Yet, we found that telomere maintenance, a key hallmark of aging known to be associated with mortality, diseases and the rate of senescence in several organisms might be improved in the late-breeding populations (Canela et al. 2007; López-Otín et al. 2013; Dantzer and Fletcher 2015; Foley et al. 2018; Whittemore et al. 2019). Among the three TE families constituting and maintaining D. melanogaster telomeres (Casacuberta 2017), HeT-A showed parallel increases in copy number in long-lived flies although the difference was less clear in two studies (fig. 3 and supplementary fig. S1, Supplementary Material online). Simultaneously, the few TE families transcriptionally upregulated in long-lived populations of Carnes2015 were almost exclusively telomeric elements (fig. 4). Despite similarities, the fundamental differences in telomeres between species make generalizations difficult (Mason et al. 2008). Moreover, previous studies in D. melanogaster and C. elegans failed to establish a connection between telomeres and lifespan, but telomere length might affect other traits such as fecundity (Raices et al. 2005; Walter et al. 2007). Also, in several species the rate of telomere shortening rather than the initial length itself was a better predictor for lifespan (Whittemore et al. 2019). Another complication yet to be addressed is if these patterns are caused by “intergenerational plasticity” of telomere length, determined by paternal age at reproduction as observed in several mammals including humans (Eisenberg et al. 2012; Eisenberg and Kuzawa 2018). Thus, the exact impact of telomere length on evolutionary fitness and aging remains poorly understood.

Is TE Expression Detrimental for Longevity?

At the transcriptional level, age-dependent misregulation of TEs, thought to be resulting from a gradual decline in heterochromatin maintenance, has been proposed to be harmful for lifespan in Drosophila (Li et al. 2013; Chen et al. 2016; Wood et al. 2016; Brown et al. 2020; Guo et al. 2018), mice (De Cecco et al. 2019), and humans (Bogu et al. 2019). Further supporting the notion that expression of many TEs is detrimental, our RNA-seq analysis indicates that long-lived populations evolved to downregulate TE families, and this effect was even more apparent after we corrected for genomic copy numbers (fig. 4 and supplementary table S13, Supplementary Material online). Considering the missing association between genomic abundance and TE transcription (fig. 4), this further suggests that lowering expression of TEs might be more important than purging them from the genome during the evolution of longevity.

Overall, however, TE expression appeared to be more strongly influenced by sex and age compared with selection regime. Interestingly, the trend of TE families being less expressed in late-breeding populations and upregulated with age was more pronounced in male flies, which further had generally higher levels of TE expression relative to females (fig. 4 and supplementary fig. S8A, Supplementary Material online). These findings are consistent with recent work showing that males suffer more from TE derepression during aging due to their entirely repetitive, heterochromatin-rich Y chromosome (Brown et al. 2020). However, if the divergent TE expression patterns between sexes are caused by differences in tissue compositions and whether this disparity explains sexual dimorphism in lifespan is yet to be confirmed. DNA sequencing of male flies in the four experimental evolution studies would be necessary to determine if selection for postponed senescence had similarly strong effects on TE copy number of the Y chromosome.

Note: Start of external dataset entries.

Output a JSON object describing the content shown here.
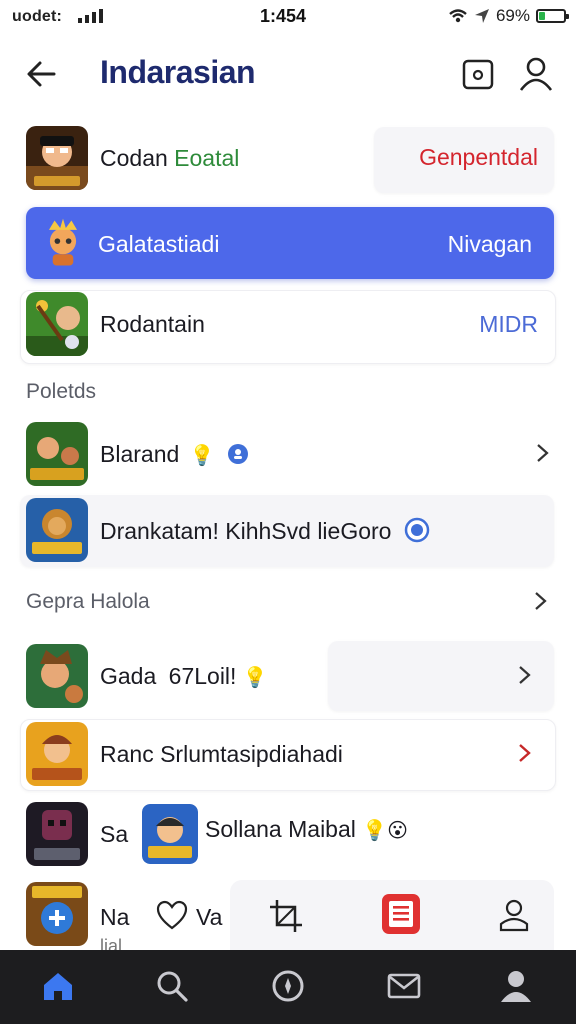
{
  "status": {
    "carrier": "uodet:",
    "time": "1:454",
    "battery": "69%",
    "battery_level": 0.25
  },
  "header": {
    "title": "Indarasian",
    "back_icon": "back-arrow-icon",
    "camera_icon": "camera-icon",
    "user_icon": "user-icon"
  },
  "rows": {
    "r1": {
      "label_a": "Codan",
      "label_b": "Eoatal",
      "action": "Genpentdal",
      "action_color": "#d4252e"
    },
    "r2": {
      "label": "Galatastiadi",
      "action": "Nivagan",
      "bg_color": "#4d68ea"
    },
    "r3": {
      "label": "Rodantain",
      "action": "MIDR",
      "action_color": "#4c6bd6"
    }
  },
  "section1": {
    "title": "Poletds"
  },
  "rows2": {
    "r4": {
      "label": "Blarand",
      "emoji": "💡"
    },
    "r5": {
      "label": "Drankatam! KihhSvd lieGoro"
    }
  },
  "section2": {
    "title": "Gepra Halola"
  },
  "rows3": {
    "r6": {
      "label_a": "Gada",
      "label_b": "67Loil!",
      "emoji": "💡"
    },
    "r7": {
      "label": "Ranc Srlumtasipdiahadi"
    },
    "r8": {
      "label": "Sa",
      "label2": "Sollana Maibal",
      "emoji": "💡😮"
    },
    "r9": {
      "label": "Na",
      "sub": "lial",
      "label2": "Va"
    }
  },
  "nav": {
    "items": [
      "home-icon",
      "search-icon",
      "compass-icon",
      "mail-icon",
      "profile-icon"
    ],
    "active": "home-icon",
    "active_color": "#3c78f0"
  }
}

Did Selection Lead to Differentiation in Genes Related to Regulation of TE Activity?

We also hypothesized that potential detrimental effects of TEs on longevity should be reflected by selection on genes related to TE regulation and transposition (fig. 5). Although parallel genetic changes have been reported among the four studies (Fabian et al. 2018; Hoedjes et al. 2019), we found that genetically and transcriptionally differentiated TE regulation genes were generally not shared between studies. Together with the missing functional enrichment associated with TE regulation, we hypothesize that improvement of chromatin structure/heterochromatin maintenance, piRNA-mediated silencing and modulators of transposition are not prime targets of selection during the evolution of longevity. This, however, does not preclude that other means of TE protection have evolved. It is becoming increasingly evident that TE expression acts as a causative agent of inflammation and immune activation in mammals (Kassiotis and Stoye 2016; De Cecco et al. 2019). Interestingly, Carnes2015, Fabian2018, and Remolina2012 all found significant divergence in innate immunity genes, whereas Fabian et al. (2018) demonstrated an improved survival upon infection and alleviated immunosenescence in the long-lived populations. Rather than reducing TE copy number and expression, selection might preferentially act on immunity genes to reduce TE-mediated inflammation and increase tolerance to TEs with extended lifespan as a consequence. It remains to be explored to what degree innate immune pathways other than the RNAi machinery contribute to TE regulation in D. melanogaster.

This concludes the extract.